Andrew Kelley, créateur du langage de programmation Zig, a accordé un entretien vidéo à JetBrains, revenant sur la philosophie qui guide le développement de ce langage système émergent. Il a souligné la volonté de maintenir une approche minimaliste et pragmatique, distincte des choix effectués par d'autres langages comme Rust.
Un langage sans « hidden control flow »
Kelley a expliqué que Zig cherche à éliminer ce qu'il appelle le « hidden control flow » (flux de contrôle caché). Dans des langages comme C++ ou Rust, les appels de fonction peuvent déclencher des opérations implicites (allocations mémoire, exceptions, surcharge d'opérateur), ce que Kelley juge problématique pour la programmation système de bas niveau. Zig, à l'inverse, vise une transparence totale : chaque action explicite est visible dans le code, ce qui facilite la compréhension du comportement exact du programme.
Zig face à Rust : des compromis différents
Interrogé sur la comparaison avec Rust, Kelley a affirmé que les deux langages poursuivent des objectifs similaires (sécurité mémoire, contrôle du matériel) mais avec des philosophies radicalement différentes. Là où Rust impose un vérificateur d'emprunt (borrow checker) complexe, Zig mise sur une analyse de flux simplifiée et encourage le programmeur à être plus explicite dans la gestion de la mémoire. « Avec Zig, nous ne prétendons pas pouvoir garantir la sécurité mémoire à 100 % ; nous donnons au développeur les outils pour écrire du code sûr s'il le souhaite, mais sans le contraindre », a résumé Kelley.
Un outillage encore en construction
L'entretien a également abordé l'écosystème d'outils autour de Zig. Kelley a reconnu que l'environnement de développement intégré (IDE) et le débogueur n'ont pas encore atteint la maturité de ceux disponibles pour Rust ou C++. Il a toutefois indiqué que des efforts significatifs sont en cours, notamment avec l'intégration de LSP (Language Server Protocol) et des améliorations du compilateur auto-hébergé (self-hosted). Il a salué le travail de la communauté et des contributeurs, tout en rappelant que le développement de Zig reste principalement porté par lui-même et un petit noyau dur.

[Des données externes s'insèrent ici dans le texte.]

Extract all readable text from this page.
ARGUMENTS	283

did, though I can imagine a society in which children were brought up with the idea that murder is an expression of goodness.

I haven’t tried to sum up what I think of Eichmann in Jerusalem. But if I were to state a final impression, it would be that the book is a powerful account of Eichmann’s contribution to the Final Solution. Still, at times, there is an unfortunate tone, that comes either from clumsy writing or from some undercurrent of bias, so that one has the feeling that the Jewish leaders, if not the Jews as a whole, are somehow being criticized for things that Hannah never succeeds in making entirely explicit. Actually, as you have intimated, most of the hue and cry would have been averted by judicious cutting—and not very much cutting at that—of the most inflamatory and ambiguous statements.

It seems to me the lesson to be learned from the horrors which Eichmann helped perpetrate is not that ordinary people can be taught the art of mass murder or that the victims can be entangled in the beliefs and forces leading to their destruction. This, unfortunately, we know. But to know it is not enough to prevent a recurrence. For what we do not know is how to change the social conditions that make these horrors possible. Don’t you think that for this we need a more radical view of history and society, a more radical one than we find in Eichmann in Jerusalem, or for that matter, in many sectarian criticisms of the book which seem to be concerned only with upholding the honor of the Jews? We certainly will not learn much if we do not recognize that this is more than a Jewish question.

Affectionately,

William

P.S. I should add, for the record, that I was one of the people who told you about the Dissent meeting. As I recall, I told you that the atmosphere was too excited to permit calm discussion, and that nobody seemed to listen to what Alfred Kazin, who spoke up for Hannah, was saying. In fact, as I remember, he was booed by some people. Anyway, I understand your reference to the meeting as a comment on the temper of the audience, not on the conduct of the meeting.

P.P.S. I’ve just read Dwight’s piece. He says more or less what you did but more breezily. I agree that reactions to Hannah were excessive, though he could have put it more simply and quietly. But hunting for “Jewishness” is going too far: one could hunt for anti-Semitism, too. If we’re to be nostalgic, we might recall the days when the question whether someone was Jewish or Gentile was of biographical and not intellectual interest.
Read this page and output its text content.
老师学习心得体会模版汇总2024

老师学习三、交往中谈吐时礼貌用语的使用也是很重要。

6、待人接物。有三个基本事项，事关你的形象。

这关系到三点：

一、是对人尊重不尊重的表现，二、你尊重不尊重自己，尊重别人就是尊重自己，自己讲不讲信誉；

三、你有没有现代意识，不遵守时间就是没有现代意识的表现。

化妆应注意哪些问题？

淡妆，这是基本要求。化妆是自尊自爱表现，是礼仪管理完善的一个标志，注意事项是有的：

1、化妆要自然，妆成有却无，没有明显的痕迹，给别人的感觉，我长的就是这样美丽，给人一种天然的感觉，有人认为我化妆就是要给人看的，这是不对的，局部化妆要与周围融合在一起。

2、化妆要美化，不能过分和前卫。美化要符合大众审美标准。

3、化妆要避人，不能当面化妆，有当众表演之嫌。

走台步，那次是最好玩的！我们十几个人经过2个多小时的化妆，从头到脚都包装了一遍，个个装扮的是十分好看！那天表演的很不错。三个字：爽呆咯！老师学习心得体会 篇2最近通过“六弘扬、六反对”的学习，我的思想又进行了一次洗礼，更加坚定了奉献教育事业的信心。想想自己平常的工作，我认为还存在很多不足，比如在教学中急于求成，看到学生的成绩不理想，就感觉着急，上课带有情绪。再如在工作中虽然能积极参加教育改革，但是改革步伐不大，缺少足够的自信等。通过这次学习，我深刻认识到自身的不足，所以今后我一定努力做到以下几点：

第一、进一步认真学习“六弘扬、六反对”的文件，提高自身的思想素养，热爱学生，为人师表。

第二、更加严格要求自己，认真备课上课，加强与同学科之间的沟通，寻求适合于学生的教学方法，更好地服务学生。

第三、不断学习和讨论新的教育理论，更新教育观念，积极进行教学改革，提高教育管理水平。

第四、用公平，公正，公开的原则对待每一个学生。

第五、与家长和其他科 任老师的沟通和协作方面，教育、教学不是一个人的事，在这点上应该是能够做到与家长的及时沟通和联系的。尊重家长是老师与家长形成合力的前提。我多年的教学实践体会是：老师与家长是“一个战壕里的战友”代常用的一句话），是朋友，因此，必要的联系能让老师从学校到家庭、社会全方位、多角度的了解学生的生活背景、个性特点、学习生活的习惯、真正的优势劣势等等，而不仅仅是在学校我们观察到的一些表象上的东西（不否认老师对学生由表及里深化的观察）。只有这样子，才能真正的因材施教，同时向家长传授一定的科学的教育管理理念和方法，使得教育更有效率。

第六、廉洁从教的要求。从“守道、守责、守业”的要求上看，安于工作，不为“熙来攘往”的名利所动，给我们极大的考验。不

La promesse de la compilation croisée simplifiée
Kelley a mis en avant la compilation croisée comme l'un des atouts majeurs de Zig. Contrairement à C ou Rust, où configurer une chaîne de compilation pour une architecture cible différente (ex. ARM depuis x86) peut être un véritable casse-tête, Zig embarque nativement les définitions des cibles et les bibliothèques de base. « Vous compilez pour n'importe quelle cible avec une seule commande, sans outil supplémentaire », a-t-il assuré.
Vers une version 1.0 ?
Interrogé sur le calendrier, Kelley s'est montré prudent. Il a rappelé que Zig est encore en phase de stabilisation et qu'aucune date de sortie pour la version 1.0 n'est fixée. Il préfère se concentrer sur la solidité du langage et de sa bibliothèque standard avant de geler les spécifications. « Nous préférons prendre le temps nécessaire plutôt que de livrer quelque chose d'incomplet », a-t-il déclaré.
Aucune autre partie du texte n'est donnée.